Question

A closed 1L chamber of gas undergoes the following reaction at 400 °C and 20,000 kPa: 2H2(g)+ O2(g) --> 2H2O(g) Assuming 2 mols of hydrogen gas, 1 mol of oxygen gas, a constant temperature, and no product at start, what is the resulting pressure after the reaction occurs?

Answer 1

The resulting pressure after the reaction occurs is 13,333.3333 kPa

Step-by-step explanation:

The combined gas law for an ideal gas is:

`\frac {P_1* V_1}{n_1* T_1}=\frac {P_2* V_2}{n_2* T_2}`

Where,

P₁ , V₁ , n₁ , T₁ are the pressure, volume, moles and temperature respectively of ideal gas 1.

P₂ , V₂ , n₂ , T₂ are the pressure, volume, moles and temperature respectively of ideal gas 2.

For the question, temperature stays constant and the volume ("closed chamber") are constant.
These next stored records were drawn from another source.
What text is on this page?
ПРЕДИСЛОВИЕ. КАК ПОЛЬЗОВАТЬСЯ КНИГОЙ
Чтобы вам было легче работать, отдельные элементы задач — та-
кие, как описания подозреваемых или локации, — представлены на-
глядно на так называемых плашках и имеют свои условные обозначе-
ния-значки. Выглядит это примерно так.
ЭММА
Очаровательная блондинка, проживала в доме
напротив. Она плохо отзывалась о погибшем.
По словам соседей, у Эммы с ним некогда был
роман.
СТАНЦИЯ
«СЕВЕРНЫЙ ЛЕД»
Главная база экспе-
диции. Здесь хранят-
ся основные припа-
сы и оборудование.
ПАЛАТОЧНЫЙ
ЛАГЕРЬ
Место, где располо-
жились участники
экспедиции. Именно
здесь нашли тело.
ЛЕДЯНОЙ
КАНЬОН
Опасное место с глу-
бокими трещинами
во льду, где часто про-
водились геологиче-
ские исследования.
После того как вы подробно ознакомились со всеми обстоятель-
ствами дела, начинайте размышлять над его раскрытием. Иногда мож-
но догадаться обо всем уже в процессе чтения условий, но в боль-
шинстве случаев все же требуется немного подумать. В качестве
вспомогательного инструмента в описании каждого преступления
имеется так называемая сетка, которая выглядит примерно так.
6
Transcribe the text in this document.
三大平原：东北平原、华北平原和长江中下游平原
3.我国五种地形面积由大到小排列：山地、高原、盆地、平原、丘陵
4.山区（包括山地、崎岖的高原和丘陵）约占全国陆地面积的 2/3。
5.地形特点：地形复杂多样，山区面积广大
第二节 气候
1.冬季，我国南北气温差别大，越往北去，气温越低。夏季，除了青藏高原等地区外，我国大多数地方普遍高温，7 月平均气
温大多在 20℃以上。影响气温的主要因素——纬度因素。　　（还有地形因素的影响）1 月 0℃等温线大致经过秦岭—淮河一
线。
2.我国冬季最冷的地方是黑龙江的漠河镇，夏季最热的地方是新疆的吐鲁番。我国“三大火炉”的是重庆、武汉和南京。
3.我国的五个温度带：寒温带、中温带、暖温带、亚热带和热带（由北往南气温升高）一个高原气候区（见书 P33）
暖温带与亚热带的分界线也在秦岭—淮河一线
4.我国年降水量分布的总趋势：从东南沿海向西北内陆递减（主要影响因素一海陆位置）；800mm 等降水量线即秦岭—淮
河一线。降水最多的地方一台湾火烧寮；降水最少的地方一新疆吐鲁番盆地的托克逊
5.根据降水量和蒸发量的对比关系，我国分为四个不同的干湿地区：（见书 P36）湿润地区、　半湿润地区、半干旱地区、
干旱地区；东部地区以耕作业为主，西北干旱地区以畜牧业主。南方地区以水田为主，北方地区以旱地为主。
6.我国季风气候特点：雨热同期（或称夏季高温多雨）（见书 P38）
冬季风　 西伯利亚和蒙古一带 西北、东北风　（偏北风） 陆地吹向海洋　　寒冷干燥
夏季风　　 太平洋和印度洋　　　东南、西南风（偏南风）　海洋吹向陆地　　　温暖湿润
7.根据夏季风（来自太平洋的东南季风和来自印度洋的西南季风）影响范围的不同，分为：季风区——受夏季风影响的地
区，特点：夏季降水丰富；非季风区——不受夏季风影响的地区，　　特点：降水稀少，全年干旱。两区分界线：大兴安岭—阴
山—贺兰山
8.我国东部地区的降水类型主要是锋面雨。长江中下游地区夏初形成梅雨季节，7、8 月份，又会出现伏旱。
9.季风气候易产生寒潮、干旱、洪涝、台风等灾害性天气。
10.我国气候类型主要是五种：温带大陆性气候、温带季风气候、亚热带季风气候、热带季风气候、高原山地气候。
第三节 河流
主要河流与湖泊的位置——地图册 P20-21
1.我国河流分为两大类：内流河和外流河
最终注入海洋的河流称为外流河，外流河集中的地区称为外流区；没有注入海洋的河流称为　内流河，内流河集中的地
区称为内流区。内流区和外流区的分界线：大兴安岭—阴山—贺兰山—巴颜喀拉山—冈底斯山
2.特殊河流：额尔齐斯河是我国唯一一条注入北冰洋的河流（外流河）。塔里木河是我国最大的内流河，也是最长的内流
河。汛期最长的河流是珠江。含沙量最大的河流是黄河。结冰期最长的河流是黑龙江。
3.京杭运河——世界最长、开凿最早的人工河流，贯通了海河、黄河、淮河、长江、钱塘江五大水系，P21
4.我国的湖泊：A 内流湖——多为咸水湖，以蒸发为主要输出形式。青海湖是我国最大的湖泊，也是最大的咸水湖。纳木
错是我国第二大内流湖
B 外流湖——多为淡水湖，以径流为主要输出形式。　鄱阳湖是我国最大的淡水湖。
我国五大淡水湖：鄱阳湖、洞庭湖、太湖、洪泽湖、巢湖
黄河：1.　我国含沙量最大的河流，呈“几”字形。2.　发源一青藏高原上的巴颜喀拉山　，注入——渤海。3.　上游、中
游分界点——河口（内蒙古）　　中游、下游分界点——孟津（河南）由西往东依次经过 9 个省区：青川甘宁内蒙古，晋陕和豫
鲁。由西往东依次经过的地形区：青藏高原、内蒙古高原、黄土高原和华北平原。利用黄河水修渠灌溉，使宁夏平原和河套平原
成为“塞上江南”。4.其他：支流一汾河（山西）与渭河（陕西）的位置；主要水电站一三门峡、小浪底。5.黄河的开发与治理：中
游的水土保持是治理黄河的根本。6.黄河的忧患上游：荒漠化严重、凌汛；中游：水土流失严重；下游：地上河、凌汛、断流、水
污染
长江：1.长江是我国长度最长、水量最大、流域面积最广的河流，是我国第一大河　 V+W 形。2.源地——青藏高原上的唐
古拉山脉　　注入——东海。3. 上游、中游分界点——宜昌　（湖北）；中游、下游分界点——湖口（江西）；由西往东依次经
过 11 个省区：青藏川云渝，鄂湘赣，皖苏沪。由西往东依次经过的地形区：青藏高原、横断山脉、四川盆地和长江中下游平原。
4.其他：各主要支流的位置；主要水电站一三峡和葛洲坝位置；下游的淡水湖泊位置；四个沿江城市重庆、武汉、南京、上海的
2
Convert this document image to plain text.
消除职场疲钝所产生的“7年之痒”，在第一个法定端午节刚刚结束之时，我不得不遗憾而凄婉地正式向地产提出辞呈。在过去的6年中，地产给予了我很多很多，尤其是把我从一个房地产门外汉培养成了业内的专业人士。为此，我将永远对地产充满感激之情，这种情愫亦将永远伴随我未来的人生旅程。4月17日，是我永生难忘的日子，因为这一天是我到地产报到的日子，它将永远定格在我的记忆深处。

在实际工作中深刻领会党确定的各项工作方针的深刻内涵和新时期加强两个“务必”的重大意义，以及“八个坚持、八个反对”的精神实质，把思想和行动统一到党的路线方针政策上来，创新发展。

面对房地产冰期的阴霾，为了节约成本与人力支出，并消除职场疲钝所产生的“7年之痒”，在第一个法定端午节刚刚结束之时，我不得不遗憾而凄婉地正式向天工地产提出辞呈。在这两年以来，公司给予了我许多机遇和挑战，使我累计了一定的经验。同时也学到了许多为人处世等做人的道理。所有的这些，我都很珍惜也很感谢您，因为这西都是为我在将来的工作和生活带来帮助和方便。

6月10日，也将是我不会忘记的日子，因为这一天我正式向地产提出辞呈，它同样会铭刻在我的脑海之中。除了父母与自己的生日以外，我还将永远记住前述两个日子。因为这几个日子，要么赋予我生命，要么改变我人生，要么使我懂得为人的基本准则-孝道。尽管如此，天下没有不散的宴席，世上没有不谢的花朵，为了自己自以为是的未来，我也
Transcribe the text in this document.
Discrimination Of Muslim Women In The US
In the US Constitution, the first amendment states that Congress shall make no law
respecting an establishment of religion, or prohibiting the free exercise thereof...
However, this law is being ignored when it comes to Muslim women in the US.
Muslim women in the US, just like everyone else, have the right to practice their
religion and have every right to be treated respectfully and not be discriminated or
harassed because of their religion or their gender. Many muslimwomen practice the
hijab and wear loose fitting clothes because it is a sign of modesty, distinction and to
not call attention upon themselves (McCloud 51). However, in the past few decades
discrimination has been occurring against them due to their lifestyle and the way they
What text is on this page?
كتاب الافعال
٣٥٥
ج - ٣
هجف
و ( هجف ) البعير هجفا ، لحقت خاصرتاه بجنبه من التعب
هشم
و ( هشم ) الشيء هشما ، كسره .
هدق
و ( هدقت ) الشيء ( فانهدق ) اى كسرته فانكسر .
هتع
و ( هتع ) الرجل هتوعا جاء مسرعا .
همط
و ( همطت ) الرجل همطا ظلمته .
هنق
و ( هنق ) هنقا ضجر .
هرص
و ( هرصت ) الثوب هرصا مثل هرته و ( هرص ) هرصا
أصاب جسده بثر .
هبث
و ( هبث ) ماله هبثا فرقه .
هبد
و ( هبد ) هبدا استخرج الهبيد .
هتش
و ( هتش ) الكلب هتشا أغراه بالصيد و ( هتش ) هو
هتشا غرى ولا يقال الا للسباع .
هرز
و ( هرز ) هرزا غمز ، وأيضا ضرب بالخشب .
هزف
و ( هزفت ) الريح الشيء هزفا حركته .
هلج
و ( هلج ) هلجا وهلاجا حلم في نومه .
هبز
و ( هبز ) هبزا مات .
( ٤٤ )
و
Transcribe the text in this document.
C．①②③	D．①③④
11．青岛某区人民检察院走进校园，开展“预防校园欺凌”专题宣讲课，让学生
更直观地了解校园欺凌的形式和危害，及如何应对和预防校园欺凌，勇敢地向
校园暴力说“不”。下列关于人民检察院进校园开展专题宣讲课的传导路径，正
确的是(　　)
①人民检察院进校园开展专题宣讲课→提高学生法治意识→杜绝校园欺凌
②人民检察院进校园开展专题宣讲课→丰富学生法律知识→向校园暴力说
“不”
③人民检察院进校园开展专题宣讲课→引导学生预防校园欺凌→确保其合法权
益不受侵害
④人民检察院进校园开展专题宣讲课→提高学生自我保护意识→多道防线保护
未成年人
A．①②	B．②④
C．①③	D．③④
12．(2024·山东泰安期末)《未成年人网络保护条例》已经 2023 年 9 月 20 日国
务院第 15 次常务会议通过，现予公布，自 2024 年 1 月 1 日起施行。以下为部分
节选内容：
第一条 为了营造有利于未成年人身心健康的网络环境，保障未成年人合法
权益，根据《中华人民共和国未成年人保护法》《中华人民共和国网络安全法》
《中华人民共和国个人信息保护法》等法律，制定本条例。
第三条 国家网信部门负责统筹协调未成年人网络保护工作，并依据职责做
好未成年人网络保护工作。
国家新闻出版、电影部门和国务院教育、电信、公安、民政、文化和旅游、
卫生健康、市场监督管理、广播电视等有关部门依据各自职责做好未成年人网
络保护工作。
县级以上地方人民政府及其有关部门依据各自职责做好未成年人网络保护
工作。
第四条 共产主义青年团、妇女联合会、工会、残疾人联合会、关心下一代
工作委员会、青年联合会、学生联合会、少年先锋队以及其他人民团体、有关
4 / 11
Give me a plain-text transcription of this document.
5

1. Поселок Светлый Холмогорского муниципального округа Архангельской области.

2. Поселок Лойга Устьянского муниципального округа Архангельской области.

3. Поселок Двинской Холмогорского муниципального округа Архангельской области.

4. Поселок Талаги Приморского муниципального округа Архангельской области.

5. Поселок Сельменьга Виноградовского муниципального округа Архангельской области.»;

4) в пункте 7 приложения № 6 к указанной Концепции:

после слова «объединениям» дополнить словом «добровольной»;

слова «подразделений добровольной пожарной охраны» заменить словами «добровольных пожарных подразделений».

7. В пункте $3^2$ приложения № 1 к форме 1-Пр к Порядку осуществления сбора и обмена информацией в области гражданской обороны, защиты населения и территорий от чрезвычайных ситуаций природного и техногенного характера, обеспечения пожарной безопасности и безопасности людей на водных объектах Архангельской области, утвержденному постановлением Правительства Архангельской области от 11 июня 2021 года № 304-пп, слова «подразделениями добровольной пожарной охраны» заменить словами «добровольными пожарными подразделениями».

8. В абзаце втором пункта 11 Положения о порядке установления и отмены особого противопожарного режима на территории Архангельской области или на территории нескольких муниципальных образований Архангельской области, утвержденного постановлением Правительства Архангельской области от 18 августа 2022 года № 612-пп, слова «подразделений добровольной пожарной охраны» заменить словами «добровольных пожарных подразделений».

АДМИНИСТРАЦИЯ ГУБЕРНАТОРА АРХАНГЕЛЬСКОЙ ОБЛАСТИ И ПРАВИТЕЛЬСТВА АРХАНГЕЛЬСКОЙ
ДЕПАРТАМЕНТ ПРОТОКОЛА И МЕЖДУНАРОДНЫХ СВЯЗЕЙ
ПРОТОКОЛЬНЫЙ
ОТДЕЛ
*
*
Thus, equation using for the question:

`\frac {P_1}{n_1}=\frac {P_2}{n_2}`

On the reactant side, number of moles = 2 + 1 = 3 moles

On the product side, number of moles = 2 moles

Given: P₁ = 20,000 kPa

Substituting the values and solving for P₂ gives

20,000kPa / 3 = P₂/2

P₂ = 13,333.3333 kPa